The hoarding of data by companies is usually accompanied by the assurance that all the obvious identifiers (name, address, Social Security number) have been deleted – i.e. that the data has been “anonymized”. The goal is to retain the usefulness of the data without endangering the privacy of the individuals it pertains to.

But is that possible? Ars technica‘s Nate Anderson shows with an example that even without the obvious identifiers, it is still possible to tie the data to an individual. Case in point – the release of “anonymized” data regarding the hospital visits of state employees by the Massachusetts Group Insurance Commission in 1990.

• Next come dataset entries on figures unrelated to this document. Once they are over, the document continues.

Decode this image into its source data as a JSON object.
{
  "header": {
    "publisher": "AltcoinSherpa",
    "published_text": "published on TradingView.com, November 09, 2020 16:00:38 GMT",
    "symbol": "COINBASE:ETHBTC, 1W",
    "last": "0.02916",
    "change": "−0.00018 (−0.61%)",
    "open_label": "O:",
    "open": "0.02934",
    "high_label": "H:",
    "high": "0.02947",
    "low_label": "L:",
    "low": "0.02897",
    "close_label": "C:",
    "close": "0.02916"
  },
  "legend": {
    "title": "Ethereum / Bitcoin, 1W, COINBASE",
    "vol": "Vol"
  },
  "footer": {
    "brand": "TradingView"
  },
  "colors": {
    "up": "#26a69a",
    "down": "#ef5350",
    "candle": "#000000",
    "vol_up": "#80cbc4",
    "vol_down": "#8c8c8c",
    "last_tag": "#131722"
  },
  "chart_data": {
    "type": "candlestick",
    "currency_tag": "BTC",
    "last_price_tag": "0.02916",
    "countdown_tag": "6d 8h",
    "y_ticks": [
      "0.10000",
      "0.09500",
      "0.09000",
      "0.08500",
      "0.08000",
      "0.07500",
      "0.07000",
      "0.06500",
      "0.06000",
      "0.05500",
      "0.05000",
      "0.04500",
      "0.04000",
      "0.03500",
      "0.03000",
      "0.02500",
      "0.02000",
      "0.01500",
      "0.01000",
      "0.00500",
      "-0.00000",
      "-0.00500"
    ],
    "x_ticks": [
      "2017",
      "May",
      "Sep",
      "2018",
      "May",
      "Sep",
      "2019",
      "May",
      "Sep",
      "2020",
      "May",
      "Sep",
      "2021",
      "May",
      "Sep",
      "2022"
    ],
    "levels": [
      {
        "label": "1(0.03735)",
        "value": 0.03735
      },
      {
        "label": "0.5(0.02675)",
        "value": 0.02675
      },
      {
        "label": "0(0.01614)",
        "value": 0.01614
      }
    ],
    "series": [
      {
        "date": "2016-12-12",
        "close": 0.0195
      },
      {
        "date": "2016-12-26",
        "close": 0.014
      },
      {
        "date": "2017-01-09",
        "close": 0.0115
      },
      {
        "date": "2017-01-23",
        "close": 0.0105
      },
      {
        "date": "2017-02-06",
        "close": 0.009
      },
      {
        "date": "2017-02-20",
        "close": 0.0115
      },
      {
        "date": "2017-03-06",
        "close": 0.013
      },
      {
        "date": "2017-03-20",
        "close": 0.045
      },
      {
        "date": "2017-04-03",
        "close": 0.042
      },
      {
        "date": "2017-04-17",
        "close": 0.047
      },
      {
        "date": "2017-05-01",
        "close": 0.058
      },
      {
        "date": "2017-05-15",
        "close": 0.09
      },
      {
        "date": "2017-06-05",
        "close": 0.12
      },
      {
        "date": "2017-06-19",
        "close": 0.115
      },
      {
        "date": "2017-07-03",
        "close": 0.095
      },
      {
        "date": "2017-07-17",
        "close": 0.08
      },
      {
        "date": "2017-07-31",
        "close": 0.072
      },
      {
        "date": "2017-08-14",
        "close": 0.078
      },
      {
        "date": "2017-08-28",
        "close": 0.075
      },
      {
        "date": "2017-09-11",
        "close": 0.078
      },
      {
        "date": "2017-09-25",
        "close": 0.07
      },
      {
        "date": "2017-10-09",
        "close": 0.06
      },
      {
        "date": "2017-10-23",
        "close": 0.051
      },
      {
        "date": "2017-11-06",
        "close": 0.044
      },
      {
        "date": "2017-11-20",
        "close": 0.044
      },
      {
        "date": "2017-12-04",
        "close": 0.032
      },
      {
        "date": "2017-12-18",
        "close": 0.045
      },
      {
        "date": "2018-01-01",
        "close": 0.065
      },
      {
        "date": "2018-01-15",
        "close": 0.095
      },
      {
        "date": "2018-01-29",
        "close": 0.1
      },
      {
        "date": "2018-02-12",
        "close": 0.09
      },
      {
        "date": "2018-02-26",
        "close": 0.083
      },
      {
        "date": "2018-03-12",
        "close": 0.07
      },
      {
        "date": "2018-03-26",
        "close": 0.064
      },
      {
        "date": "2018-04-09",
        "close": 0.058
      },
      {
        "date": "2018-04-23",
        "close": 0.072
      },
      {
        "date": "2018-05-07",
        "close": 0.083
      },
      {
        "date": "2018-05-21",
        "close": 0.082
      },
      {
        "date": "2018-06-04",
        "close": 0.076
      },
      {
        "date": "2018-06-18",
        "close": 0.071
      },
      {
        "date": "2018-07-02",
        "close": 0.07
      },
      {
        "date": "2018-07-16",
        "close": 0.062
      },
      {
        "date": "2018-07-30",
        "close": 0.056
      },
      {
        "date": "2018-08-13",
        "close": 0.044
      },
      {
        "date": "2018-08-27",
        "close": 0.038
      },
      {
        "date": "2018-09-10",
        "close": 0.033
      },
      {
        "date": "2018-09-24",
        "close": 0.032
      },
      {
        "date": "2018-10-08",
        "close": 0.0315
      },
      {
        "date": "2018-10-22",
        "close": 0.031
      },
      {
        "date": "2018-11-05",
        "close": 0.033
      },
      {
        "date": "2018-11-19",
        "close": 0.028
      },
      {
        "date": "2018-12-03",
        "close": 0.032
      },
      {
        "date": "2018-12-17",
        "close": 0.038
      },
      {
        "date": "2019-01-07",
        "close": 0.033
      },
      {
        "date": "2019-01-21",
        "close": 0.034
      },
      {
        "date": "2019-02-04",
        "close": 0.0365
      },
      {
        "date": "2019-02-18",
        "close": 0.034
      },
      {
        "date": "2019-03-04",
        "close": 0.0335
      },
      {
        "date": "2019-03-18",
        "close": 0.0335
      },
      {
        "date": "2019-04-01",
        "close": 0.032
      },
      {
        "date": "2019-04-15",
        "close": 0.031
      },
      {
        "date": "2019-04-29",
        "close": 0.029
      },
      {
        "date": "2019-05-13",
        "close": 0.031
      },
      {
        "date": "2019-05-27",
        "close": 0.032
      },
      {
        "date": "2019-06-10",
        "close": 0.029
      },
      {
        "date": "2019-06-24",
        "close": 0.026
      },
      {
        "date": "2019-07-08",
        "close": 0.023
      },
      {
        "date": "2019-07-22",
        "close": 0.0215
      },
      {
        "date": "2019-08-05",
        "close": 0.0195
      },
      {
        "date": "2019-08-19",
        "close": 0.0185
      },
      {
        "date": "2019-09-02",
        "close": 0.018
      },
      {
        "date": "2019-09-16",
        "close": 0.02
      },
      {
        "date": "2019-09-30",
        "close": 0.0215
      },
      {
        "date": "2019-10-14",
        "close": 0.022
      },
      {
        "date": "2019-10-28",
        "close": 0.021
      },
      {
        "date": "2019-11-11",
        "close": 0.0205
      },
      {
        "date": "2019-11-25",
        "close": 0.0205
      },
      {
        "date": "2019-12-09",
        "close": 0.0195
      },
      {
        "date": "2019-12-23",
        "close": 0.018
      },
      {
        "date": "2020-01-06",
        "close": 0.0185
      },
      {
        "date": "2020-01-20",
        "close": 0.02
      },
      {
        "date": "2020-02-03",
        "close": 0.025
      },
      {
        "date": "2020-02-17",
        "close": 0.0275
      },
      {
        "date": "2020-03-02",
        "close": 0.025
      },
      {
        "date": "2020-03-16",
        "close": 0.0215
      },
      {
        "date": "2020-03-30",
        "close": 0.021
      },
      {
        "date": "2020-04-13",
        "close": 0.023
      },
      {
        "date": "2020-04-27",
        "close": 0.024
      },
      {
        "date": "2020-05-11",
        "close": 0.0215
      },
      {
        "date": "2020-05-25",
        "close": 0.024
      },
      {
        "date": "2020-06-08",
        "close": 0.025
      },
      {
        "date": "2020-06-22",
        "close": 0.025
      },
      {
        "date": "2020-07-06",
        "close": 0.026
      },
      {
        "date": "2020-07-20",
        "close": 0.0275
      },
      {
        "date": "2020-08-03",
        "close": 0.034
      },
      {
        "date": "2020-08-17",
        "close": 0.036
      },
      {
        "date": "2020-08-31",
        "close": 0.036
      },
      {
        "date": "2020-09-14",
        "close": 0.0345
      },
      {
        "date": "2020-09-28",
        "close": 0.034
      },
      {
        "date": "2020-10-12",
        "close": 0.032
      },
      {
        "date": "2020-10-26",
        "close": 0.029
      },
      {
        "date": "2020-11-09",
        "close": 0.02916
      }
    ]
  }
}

At the time, Latanya Sweeney, a graduate student in computer science chose to test that assertion. Combining the data in question with the data she obtained by buying the voter rolls from the city where the then-Governor of Massachusetts lived (which included names, addresses, ZIP codes, birth dates and sex of every voter), she managed to find out which records were his, using the simple method of exclusion of conflicting data.

Throughout the years, there were other examples of failed anonymization: AOL, Netflix, etc. It seems that most data can be “personal” if combined with the right amount of other relevant data. If that proves to be true, it raises some good questions: all the data that is collected in various databases around the world, if combined – what can it say about me? And can it be used for malicious purposes?

And from the companies’ and researchers’ point of view: can the information be still useful if stripped of all the potential “personal” elements?